Julia tried to suppress a smile, as if she could hold in all that she felt by not admitting the pure and honest truth. But she blurted it out anyway. “So much.”
Gayle gave her an approving nod. “One more question. Do you have any idea how devastated I will be to no longer do your hair if you move to New York? Fortunately, I still go there every few months to cut Jane Black’s hair,” she said, mentioning the Grammy-winning rock singer.
“Name-dropper.”
“I’ll see if I can squeeze you in after Ms. Black.”
“Watch it. I’m going to be famous now, too. You’ll have to start calling me Ms. Purple Snow Globe.”
“You do know that sounds like the name of a vibrator, right?”
“Which makes it an even better name for a drink. Because when you drink one, it makes you feel like a vibrator does,” Julia said, and cracked herself up, along with her stylist.
“That should be the marketing slogan. But you don’t need a vibrator with your champion racehorse.”
“If I take him back,” Julia added, emphasizing that one word. If. Because she had promised herself a week to make this decision.

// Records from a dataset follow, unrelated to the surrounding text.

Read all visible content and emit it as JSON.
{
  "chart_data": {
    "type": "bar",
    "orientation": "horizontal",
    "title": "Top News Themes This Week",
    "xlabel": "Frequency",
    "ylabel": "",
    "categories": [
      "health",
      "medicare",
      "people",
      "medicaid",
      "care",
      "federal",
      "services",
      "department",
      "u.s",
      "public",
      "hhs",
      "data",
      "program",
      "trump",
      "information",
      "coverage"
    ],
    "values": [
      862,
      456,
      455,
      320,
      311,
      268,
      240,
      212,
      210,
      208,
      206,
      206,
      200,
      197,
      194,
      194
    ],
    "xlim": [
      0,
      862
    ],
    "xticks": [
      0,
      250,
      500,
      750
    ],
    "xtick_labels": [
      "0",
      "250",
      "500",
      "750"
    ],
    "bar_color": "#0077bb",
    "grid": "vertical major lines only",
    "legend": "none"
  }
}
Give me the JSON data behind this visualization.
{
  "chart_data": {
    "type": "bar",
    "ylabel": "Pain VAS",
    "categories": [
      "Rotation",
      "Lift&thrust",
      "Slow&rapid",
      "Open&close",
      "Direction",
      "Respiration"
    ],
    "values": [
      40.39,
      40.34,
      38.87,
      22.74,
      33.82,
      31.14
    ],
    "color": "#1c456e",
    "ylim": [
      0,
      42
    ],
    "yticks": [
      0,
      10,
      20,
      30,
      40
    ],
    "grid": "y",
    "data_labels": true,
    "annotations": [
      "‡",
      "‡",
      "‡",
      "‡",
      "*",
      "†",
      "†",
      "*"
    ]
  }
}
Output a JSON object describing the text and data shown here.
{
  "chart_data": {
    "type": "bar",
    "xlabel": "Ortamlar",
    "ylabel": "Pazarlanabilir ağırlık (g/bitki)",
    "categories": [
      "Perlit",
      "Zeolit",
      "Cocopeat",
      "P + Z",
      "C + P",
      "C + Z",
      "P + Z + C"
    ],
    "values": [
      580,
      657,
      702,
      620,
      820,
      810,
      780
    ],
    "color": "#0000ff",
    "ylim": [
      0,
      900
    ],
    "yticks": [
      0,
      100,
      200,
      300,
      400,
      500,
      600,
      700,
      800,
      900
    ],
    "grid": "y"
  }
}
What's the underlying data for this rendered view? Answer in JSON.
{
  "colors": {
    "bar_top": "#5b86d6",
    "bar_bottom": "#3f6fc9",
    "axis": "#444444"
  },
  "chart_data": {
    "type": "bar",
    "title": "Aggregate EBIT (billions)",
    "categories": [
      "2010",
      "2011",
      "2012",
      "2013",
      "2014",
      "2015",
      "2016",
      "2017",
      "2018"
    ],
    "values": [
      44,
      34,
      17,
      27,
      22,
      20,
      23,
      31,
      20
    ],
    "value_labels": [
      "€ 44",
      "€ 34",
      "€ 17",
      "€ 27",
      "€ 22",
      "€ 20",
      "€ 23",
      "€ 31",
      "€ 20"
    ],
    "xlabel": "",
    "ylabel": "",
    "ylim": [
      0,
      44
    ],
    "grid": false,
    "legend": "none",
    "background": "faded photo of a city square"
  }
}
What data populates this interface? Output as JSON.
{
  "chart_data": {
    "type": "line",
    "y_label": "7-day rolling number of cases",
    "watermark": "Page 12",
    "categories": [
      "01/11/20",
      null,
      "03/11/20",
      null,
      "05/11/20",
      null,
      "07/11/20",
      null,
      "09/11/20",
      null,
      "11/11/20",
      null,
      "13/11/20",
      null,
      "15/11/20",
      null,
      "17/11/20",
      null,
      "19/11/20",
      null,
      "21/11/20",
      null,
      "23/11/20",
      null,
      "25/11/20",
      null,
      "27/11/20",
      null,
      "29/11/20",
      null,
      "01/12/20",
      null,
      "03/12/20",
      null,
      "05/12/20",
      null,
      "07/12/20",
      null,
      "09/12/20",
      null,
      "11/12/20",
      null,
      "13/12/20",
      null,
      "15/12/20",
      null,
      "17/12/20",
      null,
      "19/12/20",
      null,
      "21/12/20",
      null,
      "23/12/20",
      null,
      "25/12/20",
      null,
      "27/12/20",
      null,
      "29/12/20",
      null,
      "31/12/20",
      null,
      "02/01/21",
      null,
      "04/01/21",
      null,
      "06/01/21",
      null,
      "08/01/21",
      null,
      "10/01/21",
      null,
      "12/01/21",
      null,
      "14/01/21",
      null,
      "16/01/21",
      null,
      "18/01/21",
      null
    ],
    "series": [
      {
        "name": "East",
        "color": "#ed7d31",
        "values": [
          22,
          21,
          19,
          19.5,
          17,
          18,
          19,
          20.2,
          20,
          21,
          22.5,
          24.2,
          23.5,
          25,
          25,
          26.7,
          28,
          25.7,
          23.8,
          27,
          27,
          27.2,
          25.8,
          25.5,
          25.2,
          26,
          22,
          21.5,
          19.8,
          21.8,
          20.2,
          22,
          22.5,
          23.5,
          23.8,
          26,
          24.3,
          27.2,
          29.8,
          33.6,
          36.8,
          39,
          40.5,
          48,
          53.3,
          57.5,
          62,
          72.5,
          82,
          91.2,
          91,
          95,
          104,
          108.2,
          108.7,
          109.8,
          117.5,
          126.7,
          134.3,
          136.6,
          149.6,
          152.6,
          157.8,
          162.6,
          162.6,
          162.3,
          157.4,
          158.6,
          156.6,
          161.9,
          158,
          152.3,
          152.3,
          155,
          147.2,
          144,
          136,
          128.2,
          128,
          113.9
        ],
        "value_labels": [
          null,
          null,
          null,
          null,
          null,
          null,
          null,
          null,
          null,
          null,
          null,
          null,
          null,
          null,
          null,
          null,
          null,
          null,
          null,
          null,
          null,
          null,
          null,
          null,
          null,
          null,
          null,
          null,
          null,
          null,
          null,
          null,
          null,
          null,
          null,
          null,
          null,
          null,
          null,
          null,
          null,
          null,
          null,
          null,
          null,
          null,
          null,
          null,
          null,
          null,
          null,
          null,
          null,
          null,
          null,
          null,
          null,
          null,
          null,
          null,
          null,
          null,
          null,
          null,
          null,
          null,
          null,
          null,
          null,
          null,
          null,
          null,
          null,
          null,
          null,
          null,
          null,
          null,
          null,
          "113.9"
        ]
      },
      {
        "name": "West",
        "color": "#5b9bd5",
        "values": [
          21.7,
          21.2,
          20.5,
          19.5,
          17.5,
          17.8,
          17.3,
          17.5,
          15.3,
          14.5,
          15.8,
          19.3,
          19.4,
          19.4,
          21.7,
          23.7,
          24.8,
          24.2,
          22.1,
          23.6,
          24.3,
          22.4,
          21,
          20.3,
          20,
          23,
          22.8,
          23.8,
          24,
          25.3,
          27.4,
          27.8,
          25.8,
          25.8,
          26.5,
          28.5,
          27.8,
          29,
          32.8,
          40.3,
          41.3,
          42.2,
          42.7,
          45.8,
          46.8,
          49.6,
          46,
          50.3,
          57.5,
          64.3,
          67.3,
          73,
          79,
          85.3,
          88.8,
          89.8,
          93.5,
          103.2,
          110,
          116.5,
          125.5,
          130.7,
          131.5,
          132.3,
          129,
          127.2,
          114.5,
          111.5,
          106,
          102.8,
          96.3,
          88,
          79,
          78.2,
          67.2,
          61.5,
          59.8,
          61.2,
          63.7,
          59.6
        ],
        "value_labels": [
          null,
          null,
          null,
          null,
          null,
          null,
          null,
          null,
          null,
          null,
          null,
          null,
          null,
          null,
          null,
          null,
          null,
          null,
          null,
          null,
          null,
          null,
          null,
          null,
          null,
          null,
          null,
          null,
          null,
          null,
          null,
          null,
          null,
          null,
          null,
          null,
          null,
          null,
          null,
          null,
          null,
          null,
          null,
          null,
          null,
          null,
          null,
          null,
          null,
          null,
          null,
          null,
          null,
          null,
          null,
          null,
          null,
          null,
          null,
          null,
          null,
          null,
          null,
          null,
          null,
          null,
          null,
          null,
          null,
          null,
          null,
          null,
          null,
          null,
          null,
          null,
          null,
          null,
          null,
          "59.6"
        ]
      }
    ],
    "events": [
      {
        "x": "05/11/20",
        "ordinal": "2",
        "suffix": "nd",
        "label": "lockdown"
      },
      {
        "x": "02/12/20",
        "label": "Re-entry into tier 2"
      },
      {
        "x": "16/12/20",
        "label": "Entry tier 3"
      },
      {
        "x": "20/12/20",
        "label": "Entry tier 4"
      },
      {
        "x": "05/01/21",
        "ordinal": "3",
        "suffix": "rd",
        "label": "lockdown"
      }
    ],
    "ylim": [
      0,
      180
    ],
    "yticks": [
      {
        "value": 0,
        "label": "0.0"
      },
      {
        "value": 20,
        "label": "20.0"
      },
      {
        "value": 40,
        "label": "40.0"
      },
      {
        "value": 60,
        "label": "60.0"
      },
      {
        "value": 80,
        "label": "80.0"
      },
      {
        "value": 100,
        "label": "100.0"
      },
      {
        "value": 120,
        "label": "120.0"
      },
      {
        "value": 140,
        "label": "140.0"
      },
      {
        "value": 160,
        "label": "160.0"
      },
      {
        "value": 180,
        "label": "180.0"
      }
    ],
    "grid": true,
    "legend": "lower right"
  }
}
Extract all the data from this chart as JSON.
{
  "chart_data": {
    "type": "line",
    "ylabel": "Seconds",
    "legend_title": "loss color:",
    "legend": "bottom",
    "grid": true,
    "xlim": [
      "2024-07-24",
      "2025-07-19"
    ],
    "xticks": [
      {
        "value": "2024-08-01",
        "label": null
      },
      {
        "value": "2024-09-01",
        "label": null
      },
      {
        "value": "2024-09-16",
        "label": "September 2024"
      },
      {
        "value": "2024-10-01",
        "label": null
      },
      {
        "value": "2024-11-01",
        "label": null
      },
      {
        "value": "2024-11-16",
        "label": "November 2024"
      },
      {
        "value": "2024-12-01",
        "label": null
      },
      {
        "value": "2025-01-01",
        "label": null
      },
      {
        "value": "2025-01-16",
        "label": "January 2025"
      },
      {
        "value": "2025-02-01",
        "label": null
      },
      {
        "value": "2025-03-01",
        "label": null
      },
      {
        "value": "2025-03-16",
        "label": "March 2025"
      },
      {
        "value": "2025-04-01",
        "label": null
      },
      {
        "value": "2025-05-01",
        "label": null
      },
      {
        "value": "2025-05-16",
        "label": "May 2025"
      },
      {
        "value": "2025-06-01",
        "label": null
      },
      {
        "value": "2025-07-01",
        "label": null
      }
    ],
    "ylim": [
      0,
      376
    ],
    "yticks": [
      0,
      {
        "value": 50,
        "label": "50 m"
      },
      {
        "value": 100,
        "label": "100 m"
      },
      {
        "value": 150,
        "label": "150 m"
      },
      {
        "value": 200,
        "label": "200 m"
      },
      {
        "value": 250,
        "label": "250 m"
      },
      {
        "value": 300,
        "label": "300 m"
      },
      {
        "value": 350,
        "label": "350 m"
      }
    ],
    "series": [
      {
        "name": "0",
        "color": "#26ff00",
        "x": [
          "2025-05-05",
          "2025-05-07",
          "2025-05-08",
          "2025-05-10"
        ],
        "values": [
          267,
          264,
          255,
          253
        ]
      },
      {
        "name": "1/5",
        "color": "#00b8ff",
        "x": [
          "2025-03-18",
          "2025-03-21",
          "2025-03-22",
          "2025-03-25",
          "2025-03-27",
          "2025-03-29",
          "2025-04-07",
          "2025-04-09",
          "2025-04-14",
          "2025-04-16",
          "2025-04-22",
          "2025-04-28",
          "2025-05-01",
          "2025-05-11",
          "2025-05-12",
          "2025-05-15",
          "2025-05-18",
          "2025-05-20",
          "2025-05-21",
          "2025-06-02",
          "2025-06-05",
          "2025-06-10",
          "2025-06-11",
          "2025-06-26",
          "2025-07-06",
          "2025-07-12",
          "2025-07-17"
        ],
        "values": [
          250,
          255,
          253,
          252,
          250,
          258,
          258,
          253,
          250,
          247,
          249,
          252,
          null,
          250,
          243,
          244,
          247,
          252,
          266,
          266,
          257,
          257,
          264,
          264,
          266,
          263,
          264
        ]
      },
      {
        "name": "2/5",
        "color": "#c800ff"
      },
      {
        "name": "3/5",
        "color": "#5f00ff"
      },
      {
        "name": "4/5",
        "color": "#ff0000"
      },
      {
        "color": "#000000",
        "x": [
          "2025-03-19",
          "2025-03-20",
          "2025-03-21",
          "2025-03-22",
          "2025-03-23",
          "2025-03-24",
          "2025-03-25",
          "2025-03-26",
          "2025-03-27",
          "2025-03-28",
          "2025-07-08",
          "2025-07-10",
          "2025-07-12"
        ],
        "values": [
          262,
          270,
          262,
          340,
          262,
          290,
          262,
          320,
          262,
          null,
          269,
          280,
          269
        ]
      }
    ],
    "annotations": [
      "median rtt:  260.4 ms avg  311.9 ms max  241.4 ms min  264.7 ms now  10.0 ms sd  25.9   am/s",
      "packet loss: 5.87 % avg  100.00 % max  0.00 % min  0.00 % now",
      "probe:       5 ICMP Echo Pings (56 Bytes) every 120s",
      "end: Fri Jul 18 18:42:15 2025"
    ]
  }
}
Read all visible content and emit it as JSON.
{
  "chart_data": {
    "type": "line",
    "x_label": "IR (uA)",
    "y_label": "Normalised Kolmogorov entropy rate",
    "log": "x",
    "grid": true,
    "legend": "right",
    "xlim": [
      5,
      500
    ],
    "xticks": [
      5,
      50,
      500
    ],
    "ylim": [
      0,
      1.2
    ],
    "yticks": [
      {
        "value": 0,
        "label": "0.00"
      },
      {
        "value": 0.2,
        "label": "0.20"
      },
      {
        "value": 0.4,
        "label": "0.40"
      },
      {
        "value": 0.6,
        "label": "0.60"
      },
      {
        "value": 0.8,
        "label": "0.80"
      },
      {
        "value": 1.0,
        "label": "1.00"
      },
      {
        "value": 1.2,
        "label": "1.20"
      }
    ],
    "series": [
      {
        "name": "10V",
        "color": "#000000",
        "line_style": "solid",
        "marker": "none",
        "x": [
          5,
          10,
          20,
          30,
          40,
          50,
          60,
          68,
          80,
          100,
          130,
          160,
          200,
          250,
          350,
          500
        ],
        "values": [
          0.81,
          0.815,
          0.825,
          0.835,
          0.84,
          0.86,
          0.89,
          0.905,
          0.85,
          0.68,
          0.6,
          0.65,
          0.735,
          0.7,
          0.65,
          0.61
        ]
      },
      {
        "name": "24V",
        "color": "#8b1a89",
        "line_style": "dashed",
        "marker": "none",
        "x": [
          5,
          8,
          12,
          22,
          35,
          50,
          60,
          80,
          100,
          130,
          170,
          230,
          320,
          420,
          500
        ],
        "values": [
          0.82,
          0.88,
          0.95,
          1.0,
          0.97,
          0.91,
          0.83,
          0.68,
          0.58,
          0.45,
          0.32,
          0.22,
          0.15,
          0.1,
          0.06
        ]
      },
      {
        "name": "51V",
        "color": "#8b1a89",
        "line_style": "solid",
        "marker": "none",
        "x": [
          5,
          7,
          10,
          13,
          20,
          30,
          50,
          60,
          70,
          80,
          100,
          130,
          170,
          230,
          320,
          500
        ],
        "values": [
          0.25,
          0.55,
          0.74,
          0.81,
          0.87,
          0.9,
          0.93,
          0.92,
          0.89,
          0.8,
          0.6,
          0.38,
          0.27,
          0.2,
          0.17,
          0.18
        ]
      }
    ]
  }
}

Gayle rolled her eyes. “A woman’s stylist always knows.”
* * *
All night Julia was tempted to text Clay. To let him know what happened with Farrell Spirits. To tell him which way she was leaning. But she also knew she needed to give this a week. The time apart was less about him, and more about her. It was about what she wanted in life, but more so, what she needed. As the days had passed with necessary silence, her heart had become clearer. She trusted him. She’d become sure of that. The question remained, though–did she trust herself? Did she have enough faith in her own gut to make the right choice when it came to men? When it came to love?
As she settled into bed, she glanced at the clock on her nightstand. It blared one-thirty in garish red. Tomorrow would be Saturday, and her self-imposed Clay exile was nearing an end. Only twenty-four more hours until she gave him her answer.